Ihr habt von Schattenbildern gehört. Mich könnte man im
wahrsten Sinne des Wortes einen Schattenautor nennen, obgleich
ich den Ausdruck Schatten nicht mag. Es ist zwar wahr
das ich gewöhnlich auf phyischer Ebene nicht sichtbar werde. Das
Wort Geist gefällt mir ebenfalls nicht; und doch,
wenn eure Definition die Vorstellung einer Persönlichkeit ohne Körper
enthällt, dann müßte ich zugeben, daß sie auf mich zutrifft.
Ich spreche zu einem unsichtbaren Publikum. Ich weiß jedoch das
meine Leser existieren, und ich werde deshalb nun jeden von ihnen
ersuchen, mir das gleiche Privileg zu gewähren.

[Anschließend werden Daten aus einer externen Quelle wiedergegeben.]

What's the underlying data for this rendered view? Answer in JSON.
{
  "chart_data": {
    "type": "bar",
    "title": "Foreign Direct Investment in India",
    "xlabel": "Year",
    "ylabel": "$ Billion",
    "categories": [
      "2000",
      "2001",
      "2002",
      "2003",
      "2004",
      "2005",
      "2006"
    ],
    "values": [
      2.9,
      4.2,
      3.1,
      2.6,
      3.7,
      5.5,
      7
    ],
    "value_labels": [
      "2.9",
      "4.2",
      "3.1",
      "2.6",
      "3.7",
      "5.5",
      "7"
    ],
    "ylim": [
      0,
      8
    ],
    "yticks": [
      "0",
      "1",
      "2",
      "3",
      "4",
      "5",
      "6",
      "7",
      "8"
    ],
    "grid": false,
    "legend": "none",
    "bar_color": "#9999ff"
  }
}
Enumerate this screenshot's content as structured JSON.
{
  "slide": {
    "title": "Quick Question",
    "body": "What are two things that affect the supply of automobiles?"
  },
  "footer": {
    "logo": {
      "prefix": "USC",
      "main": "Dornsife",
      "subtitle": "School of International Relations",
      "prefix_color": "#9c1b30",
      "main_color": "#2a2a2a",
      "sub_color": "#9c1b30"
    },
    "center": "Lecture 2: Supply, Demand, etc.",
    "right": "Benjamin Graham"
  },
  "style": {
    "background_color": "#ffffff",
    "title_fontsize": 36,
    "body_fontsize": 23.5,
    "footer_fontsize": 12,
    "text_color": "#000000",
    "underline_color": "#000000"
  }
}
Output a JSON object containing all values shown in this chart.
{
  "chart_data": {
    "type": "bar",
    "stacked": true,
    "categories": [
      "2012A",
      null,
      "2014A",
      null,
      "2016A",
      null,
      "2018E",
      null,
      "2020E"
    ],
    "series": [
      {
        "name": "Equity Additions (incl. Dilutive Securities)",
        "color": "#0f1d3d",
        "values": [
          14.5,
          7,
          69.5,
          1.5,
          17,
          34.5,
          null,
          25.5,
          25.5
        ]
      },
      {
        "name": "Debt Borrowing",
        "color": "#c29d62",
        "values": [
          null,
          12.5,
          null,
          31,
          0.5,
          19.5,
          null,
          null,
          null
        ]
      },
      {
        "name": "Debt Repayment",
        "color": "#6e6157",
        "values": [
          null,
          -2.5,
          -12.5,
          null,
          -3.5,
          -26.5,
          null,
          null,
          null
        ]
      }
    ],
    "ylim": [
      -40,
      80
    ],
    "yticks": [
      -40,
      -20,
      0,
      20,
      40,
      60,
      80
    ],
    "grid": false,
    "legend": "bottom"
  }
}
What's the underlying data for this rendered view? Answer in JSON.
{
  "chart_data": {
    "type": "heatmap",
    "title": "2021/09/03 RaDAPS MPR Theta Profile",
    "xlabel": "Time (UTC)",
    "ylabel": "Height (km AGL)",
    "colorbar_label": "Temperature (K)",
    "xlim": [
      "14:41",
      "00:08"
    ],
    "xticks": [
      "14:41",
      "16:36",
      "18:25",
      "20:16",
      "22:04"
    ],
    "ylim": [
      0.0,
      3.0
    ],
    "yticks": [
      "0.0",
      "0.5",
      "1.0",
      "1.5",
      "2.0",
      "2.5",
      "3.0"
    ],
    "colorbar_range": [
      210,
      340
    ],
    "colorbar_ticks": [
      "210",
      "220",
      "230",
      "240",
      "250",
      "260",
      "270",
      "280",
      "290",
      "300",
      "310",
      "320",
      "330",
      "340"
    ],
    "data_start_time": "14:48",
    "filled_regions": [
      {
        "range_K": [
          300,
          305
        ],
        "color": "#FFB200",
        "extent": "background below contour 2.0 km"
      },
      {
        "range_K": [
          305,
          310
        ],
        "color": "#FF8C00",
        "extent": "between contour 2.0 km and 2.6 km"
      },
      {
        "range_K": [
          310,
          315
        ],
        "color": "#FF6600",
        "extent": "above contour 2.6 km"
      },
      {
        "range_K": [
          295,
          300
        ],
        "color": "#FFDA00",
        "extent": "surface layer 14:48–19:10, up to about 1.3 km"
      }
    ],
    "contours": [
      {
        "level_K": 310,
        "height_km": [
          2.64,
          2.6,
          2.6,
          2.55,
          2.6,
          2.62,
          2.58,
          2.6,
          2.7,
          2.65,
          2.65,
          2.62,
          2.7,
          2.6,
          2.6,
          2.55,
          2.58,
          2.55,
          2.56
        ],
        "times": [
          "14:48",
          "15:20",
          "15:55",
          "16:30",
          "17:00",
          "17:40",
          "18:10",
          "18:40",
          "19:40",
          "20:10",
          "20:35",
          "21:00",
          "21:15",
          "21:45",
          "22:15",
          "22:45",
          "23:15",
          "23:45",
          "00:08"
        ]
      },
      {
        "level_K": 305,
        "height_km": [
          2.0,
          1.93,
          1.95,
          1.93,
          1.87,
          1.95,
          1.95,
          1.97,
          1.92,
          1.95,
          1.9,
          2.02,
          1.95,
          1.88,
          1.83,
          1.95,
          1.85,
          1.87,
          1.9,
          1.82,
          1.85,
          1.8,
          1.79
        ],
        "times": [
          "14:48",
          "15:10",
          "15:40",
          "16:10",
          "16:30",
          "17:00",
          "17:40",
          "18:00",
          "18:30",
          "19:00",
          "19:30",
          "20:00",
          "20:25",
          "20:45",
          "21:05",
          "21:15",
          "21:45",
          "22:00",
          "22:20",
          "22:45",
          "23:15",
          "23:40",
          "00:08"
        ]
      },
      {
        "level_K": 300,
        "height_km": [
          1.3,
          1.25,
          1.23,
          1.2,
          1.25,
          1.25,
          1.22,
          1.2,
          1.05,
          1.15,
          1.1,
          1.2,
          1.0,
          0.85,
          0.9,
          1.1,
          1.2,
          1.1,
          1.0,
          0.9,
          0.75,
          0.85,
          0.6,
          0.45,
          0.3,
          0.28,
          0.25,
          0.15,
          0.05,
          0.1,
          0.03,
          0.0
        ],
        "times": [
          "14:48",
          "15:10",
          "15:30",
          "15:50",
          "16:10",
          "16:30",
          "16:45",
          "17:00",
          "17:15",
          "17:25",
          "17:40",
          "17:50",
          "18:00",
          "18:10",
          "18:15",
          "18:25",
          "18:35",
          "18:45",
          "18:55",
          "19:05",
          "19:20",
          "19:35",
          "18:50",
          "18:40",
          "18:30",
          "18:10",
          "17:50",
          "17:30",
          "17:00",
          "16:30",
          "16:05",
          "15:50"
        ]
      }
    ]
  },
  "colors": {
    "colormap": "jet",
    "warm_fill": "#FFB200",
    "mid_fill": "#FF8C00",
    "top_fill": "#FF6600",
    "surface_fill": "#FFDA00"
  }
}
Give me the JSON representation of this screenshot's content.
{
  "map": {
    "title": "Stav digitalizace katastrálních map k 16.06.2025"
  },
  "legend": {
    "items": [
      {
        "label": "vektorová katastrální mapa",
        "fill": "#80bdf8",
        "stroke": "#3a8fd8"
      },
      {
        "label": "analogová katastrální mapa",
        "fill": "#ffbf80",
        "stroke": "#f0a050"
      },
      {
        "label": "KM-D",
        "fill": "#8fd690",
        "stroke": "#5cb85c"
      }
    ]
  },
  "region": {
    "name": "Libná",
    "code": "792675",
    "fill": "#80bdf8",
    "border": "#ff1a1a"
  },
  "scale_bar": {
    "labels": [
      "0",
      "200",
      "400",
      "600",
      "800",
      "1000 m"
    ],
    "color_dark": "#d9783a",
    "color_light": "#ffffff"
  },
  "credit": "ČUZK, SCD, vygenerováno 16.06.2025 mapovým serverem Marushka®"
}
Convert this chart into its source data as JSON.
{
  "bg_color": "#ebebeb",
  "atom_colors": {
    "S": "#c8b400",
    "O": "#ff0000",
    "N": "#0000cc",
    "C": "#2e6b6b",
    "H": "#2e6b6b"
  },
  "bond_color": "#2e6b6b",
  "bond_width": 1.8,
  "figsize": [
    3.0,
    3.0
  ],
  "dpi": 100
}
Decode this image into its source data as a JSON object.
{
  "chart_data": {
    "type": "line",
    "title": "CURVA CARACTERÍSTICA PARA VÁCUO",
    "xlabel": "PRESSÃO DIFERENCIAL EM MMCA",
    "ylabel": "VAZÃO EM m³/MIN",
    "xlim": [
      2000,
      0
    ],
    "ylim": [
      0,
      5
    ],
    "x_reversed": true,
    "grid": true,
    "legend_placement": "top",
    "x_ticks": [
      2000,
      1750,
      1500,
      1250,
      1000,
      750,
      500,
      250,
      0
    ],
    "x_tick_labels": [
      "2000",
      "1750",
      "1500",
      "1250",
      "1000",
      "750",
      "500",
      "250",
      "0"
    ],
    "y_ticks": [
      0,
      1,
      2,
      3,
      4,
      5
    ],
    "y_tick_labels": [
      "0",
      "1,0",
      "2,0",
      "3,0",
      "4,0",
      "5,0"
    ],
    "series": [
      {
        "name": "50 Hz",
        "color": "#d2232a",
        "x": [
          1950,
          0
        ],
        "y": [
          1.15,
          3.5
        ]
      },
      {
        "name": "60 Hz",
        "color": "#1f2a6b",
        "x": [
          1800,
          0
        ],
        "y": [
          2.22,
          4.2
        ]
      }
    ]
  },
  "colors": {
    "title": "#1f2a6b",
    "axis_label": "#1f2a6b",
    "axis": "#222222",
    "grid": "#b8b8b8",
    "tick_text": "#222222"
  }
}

Ich schreibe dieses Buch mit dem Beistand einer Frau, die ich
recht liebgewonnen habe. Andern mag es sonderbar vorkommen, daß
ich sie mit Ruburt anrede und von ihr als er
spreche; aber Tatsache ist, daß ich sie zu anderen Zeiten und an
anderen Orten gekannt habe unter anderen Namen. Sie ist sowohl
Mann als auch Frau gewesen, und die gesamte Identität, die diese
verschiedenen Leben gelebt habt, läßt sich mit dem Namen Ruburt
beschreiben.
Namen sind jedoch nicht wichtig. Mein Name ist Seth. Namen sind
nichts als Kennzeichen, Symbole; und trotzdem, da ihr euch ihrer
bedienen müßt, werde ich es gleichfalls tun. Ich schreibe
dieses Buch in Zusammenarbeit mit Ruburt, der die Worte für mich
spricht. In diesem Leben heißt Ruburt Jane, und ihr Mann, Robert
Butts, bringt die Worte, die Jane spricht, zu Papier. Ich nenne
ihn Joseph.
Meine Leser könnten annehmen, daß sie physische Wesen sind,
gebunden an einen Körper, gefangen in Knochen, Fleisch und Haut.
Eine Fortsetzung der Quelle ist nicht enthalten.